Em meio a isso, a mãe da menina aproximou-se e foi sentenciando: “Se estragar de novo, vai ter comigo!” Ela olhou pra nós e riu de forma marota. Perguntei para as manicures se muitas crianças pintavam as unhas e elas afirmaram que sim, que pintam os cabelos, que fazem alisamentos, escovas progressivas etc.
Fiquei pensando nas aprendizagens daquela menina que acredita ter errado ao colocar suas mãos na terra, e ao mesmo tempo no prazer que esse “erro” trouxe a ela. Pensei também no conceito que a mãe daquela garotinha tem de criança e de infância e, por fim, o que eu poderia fazer para ajudar.

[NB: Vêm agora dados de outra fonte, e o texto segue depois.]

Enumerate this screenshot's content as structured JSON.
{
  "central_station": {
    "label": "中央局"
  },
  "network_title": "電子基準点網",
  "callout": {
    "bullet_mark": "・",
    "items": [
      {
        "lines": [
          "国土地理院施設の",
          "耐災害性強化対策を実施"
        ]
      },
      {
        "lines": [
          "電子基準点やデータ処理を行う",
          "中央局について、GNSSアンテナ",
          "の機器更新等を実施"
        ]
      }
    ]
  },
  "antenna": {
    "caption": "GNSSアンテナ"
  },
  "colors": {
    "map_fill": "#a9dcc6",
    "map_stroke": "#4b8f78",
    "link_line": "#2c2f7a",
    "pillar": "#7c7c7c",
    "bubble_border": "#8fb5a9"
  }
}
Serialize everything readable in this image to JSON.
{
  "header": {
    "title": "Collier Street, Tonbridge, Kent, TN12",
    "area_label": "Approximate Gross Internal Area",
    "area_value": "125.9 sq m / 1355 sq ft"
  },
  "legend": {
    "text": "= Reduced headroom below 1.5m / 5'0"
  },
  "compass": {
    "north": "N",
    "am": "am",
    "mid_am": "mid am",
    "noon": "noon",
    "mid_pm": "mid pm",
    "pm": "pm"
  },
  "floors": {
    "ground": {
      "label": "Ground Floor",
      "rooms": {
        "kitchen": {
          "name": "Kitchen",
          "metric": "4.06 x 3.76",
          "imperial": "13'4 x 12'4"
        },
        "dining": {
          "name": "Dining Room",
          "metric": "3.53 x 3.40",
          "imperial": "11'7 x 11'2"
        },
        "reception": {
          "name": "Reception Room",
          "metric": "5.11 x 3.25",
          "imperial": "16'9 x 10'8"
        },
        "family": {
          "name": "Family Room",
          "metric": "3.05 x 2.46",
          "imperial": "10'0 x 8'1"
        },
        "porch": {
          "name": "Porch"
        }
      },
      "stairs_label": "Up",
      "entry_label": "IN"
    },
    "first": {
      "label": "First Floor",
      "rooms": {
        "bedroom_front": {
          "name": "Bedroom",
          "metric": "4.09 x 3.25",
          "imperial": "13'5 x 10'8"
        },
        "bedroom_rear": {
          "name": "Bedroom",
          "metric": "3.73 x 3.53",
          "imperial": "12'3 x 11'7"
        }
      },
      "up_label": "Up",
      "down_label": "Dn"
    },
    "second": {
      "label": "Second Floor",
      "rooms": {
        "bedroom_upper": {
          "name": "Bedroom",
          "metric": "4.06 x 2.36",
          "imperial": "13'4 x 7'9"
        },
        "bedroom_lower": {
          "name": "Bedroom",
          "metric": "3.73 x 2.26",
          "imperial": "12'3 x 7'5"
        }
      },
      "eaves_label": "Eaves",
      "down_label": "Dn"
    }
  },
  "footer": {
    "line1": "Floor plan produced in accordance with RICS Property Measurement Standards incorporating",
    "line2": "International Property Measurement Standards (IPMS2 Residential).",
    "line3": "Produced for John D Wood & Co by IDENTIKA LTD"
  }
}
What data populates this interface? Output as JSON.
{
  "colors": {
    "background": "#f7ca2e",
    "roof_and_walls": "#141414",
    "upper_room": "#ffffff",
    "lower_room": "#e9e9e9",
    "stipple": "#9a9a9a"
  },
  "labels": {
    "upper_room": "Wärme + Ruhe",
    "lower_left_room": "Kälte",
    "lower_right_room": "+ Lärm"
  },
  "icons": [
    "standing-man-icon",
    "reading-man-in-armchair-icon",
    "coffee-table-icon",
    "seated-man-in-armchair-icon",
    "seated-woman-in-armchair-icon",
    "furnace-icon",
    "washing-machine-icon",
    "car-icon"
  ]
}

Movida pelo desejo educativo, perguntei, tentando provocar reflexões, por que era errado uma menina de 9 anos brincar na terra, ajudar o tio, enfim, se divertir de forma diferente do seu cotidiano. Ela afirmou que não era errado brincar, a mãe deixa brincar… o que não pode é sujar ou estragar as unhas. Continuei perguntando de que ela brincava para não se sujar e ela me contou que via televisão, que fazia álbuns, que conversava no MSN, que ia ao shopping.
Calei-me.
Uma tristeza profunda me invadiu ao assistir o ritual de encerramento do trabalho da manicure com aquela menina.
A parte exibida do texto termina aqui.